Crisis Looms for Ohio’s Older Adults

Stakeholder Group Seeks to Curtail Harm with Policy Change, Discussion

Pathways

 

Crisis Looms for Ohio’s Older Adults

Stakeholder Group Seeks to Curtail Harm with Policy Change, Discussion

Columbus, Ohio—June 3, 2016—Yesterday, a group of lawmakers, researchers, experts in aging, and other stakeholders met in Columbus, Ohio for the first of a three-part conversation on the viability of Ohio’s system of financing and providing care for Ohioans as they enter their golden years.

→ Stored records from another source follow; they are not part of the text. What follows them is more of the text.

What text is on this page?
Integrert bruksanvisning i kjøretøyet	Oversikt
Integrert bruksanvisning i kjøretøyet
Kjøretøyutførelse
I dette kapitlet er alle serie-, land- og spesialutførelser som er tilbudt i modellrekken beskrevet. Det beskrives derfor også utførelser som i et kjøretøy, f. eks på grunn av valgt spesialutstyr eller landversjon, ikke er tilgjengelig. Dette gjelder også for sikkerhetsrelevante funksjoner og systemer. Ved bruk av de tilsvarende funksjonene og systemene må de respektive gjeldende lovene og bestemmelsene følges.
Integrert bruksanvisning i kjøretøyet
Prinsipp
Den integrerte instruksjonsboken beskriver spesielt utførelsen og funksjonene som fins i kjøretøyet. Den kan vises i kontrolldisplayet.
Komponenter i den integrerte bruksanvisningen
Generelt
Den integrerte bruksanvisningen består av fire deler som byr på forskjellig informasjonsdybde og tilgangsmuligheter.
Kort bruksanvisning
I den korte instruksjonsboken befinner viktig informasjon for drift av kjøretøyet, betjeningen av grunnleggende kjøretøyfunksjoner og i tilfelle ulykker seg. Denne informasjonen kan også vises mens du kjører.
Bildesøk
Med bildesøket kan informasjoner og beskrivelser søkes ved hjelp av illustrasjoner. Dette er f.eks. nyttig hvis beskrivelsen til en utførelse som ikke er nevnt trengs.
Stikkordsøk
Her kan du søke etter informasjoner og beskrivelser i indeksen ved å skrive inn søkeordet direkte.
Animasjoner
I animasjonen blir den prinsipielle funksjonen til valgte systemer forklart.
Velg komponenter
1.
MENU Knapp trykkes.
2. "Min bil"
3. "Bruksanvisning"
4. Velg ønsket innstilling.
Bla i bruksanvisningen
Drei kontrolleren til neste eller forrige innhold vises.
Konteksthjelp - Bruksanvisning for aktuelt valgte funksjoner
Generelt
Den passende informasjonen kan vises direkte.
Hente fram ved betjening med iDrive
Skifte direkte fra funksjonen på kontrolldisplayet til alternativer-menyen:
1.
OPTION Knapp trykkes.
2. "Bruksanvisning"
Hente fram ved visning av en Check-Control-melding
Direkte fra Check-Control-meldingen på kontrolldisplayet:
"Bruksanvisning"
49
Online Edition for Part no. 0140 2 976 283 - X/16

The initiative is part of a nationwide push by LeadingAge on the heels of their seminal “Pathways” reports, released in 2013 and 2015, which detailed the crisis facing America, where the average person over 65 has saved only $156,000 in financial assets and home equity, while the average person experiencing a high need for long-term services and supports will rack up $138,000 in healthcare-related expenses, with one in seven incurring over $250,000 of healthcare-related expenses. The reports identify seven pathways for reform, with actuarial projections for each.

“It was a no-brainer for us,” says Kathryn Brod, President and CEO of LeadingAge Ohio, which together with the Ohio Association of Area Agencies on Aging (o4a) is co-convening this conversation. “We have the data. We know what high-quality long term care costs, and we have the projections, both for individual savings and public funding. And it doesn’t add up.”

According to the Pathways report, seventeen percent of working adults care for a family member or friend, with this care valued at $470 billion per year. In the coming years, the US will see the pool of informal caregivers upon which it relies shrink, from 7.2 potential caregivers per person in need, down to 2.9 potential caregivers per person in need in 2050. Being a woman, of low income, unmarried and with fair or poor health increased the likelihood of a person needing “long duration” care of five or more years.

Larke Recchie of o4a said, “Someone needs to be shining the spotlight on this issue now, when we still have time to do something about it.” Brod and Recchie hope that these three work sessions will elevate the issue in the minds of key decisionmakers and spur concrete policy changes.

Another expected outcome will be a toolkit which local providers, employers and stakeholders may use in their local communities to advocate for change. “This is everyone’s problem,” said Mark Ricketts, President and CEO of National Church Residences. “Whether it’s schools that are seeing state funding diminish because Medicaid is taking a bigger and bigger share of the budget, or employers who are seeing their workers’ productivity lag because of the competing demands of caring for parents at home, the issues affecting seniors impact all of us. This is everyone’s problem.”

The second and third work sessions is scheduled for July 29 and August 30, respectively.